GOD BEING TRIUNE
God is triune. Triune is from Latin. Tri means “three,” and une means “one,” so triune means “three-one.” Our God is three yet one and one yet three.
Elohim Being Plural,
Indicating That God Is Triune
Elohim (“God”—Gen. 1:1) is plural, indicating that God is triune, three-one, as confirmed by the pronouns Us, Our, and He in Genesis 1:26-27; 3:22a; and 11:7.
The Name of the Father
and of the Son and of the Holy Spirit
Matthew 28:19 tells us that we baptize people into one name of three persons: into the name of the Father and of the Son and of the Holy Spirit. One name implies three persons, the Father, the Son, and the Spirit, indicating the Divine Trinity. Before the Lord spoke this word, no one knew that God is the Father, the Son, and the Spirit. The Old Testament did point out in some verses that God is the Father, in other verses that God is the Son, and in some verses that God is the Spirit. The three were there in the Old Testament, but they were never put together as one until the time of Matthew 28:19.

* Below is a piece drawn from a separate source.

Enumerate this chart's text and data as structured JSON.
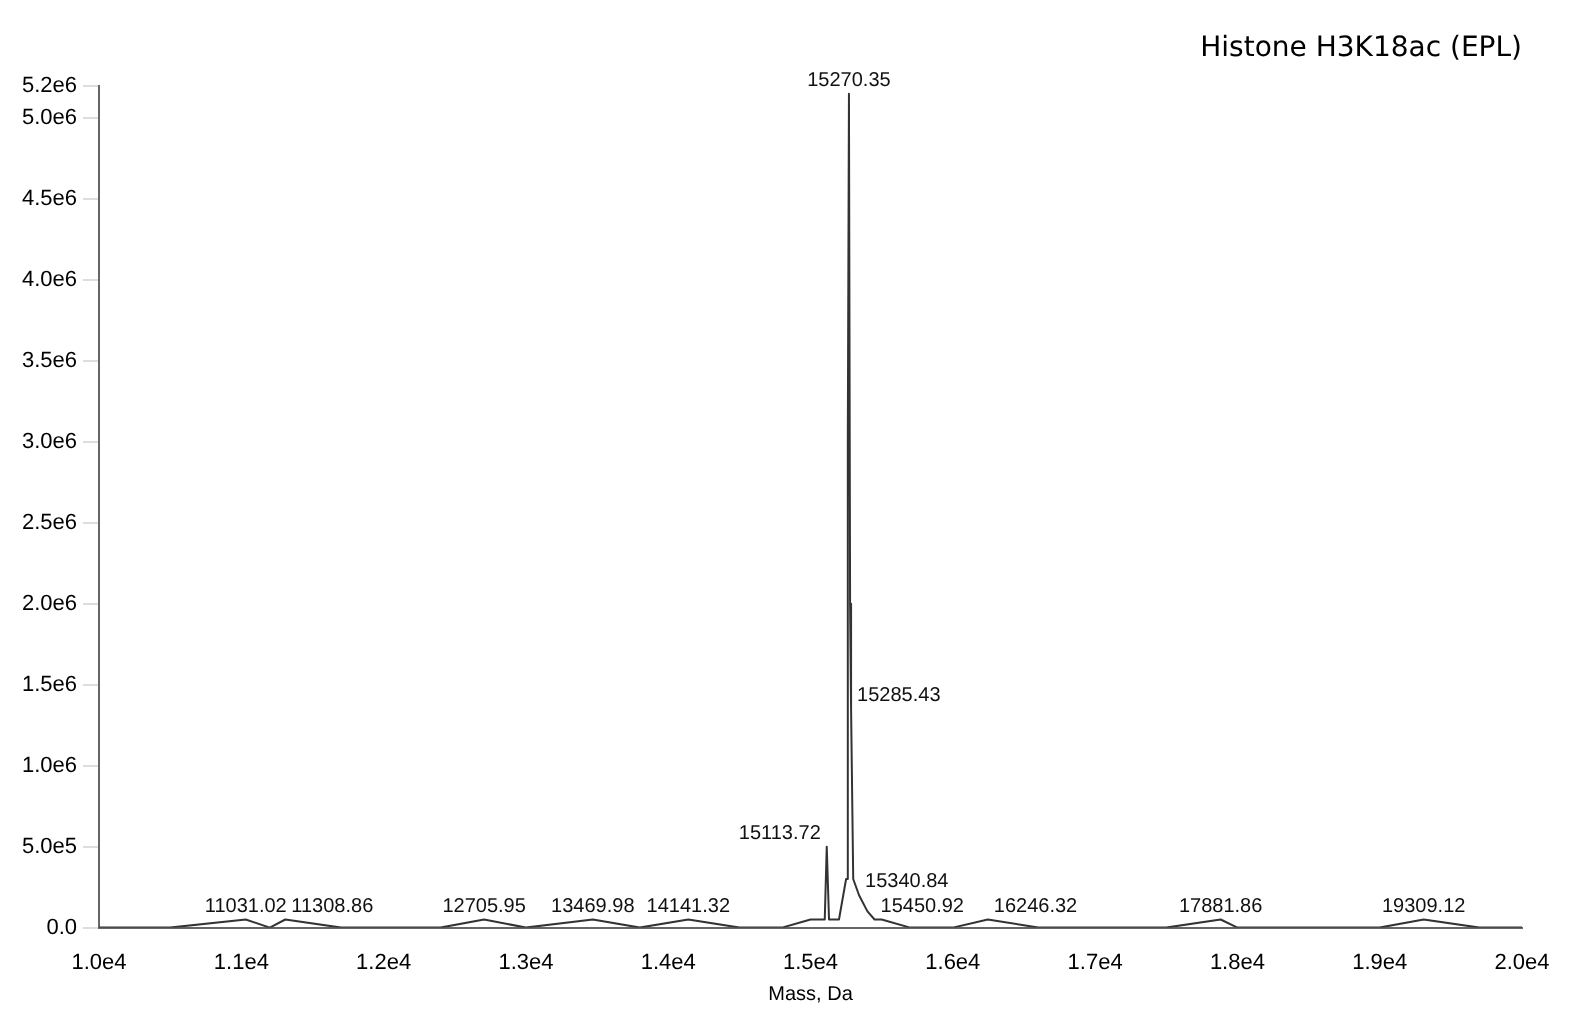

Matthew 28:19 was spoken after Christ’s resurrection. The Triune God was consummated in resurrection. Before resurrection the Triune God was in a process of being consummated. When God came into time, He entered into a process, and His process can be illustrated by a tunnel. That tunnel was from incarnation to resurrection. When He was resurrected, He came out of that tunnel, so resurrection is the consummation of His process. After the consummation of His process, the Lord Jesus revealed the Triune God. In the Gospels the Lord Jesus charged the disciples to go and baptize people into the Triune God, but in Acts the disciples baptized people into the name of the Lord Jesus (8:16; 19:5). This indicates that the Lord Jesus equals the Father, the Son, and the Spirit—the Triune God.
The Father Being the Source of the Triune God,
the Son Being the Expression of the Triune God,
and the Spirit Being the Reaching,
the Application, of the Triune God
The Father is the source of the Triune God, the Son is the expression of the Triune God (John 1:18), and the Spirit is the reaching, the application, of the Triune God (2 Cor. 13:14). These are simple, clear, and wonderful expressions. The Father is the fountain, the source, and the Son is the spring as the course to express the source. This course, this spring, issues in a flow, which is the Spirit as the reaching, the application, of the Triune God.